While not strictly a traditional Project Baseline project, our local group of Global Underwater Explorers (GUE) Project Baseline (PB) divers have been assisting researchers at the University of Vermont (UVM) in Burlington, Vermont, USA with a lake trout study.

While lake trout here in Lake Champlain are undergoing an exciting recovery, native populations in other systems are struggling to improve and a vitamin deficiency may be to blame. Thiamin (vitamin B1) deficiencies have been observed in lake trout and other salmon and trout species with outcomes often including high offspring mortality.  However, the extent of the deficiency in offspring has not been looked at in the wild, until now.

In collaboration with researchers from SUNY Brockport College located in New York, University of Vermont (UVM) grad student Matt Futia and his advisor Dr.

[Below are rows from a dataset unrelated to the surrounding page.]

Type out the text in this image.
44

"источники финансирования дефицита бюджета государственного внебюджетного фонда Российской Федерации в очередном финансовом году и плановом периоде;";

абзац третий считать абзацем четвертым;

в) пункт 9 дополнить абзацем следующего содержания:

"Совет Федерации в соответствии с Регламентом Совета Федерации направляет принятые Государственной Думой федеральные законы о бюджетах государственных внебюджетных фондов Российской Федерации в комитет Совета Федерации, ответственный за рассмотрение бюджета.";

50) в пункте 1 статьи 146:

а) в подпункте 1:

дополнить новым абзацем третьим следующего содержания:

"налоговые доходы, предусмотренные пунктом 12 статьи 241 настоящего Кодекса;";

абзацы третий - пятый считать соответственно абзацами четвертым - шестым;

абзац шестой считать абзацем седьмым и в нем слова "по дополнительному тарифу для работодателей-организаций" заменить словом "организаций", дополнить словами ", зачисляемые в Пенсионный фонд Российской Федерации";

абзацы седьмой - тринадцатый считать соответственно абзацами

Ellen Marsden are determining if lake trout offspring can acquire thiamin from their surroundings (e.g., their food and water) and avoid a deficiency.

In the fall of 2021, the UVM researchers collected spawning lake trout from Lake Champlain.  The eggs and sperm were then expressed from the fish, placed in separate specimen containers, combined to fertilize, and then divers place the fertilized eggs in “nest bags” in two different nesting locations in the lake.  In the spring of 2022, the divers then returned to the “nest bag” locations to retrieve the hatched fry for analysis.  The nest locations are not very deep (20’/6m) maximum, but Lake Champlain has a very silty bottom composition in most locations, thus proficient fundamental diving skills are a definite benefit to the process of populating the nest bags and then retrieving the fry.

Figure 5 – Nest bag ready for fry retrieval

In addition to the eggs placed in the nesting locations, the researchers also brought fertilized eggs back to their lab at UVM.  Thiamin concentrations will be evaluated throughout offspring development as well as survival.  If offspring are able to obtain thiamin in the wild and survival rates are higher, this may be great news for many salmon and trout populations.

In addition to helping populate nests and retrieve fry, our GUE/PB divers have also assisted in the retrieval of data logging equipment.  Specifically, the UVM researchers capture fish and implant transmitters in certain species.  The researchers then deploy underwater data-logging devices that can detect fish movement when the transmitter in the fish is within a certain distance of the data-logging device.  Periodically the data-logging devices are retrieved, the data downloaded, and then deployed again to capture more fish movement data.  By placing many data-logging devices throughout the lake, the researchers can build a model of fish movement.

So as not to create a boating hazard, the data-logging devices are deployed underwater via a mooring, subsurface buoy, and grappling line for retrieval.  Sometimes the grappling line used to retrieve the data-logger breaks and the researchers must deploy divers to retrieve the devices.  Some of the data logging devices are located in 150’/45m of water which is a perfect GUE T1 dive!  The researchers have GPS coordinates for the devices and will drop a reference buoy/mooring for us to follow to the bottom.  Once on the bottom we conduct a sweep of the area using the reference buoy line, find the data-logger mooring, then retrieve the device.

Our GUE/PB divers always look forward to helping local researchers in any way we can.  It is very rewarding when the time and energy we have put into our training can be of benefit to scientific and environmental research groups.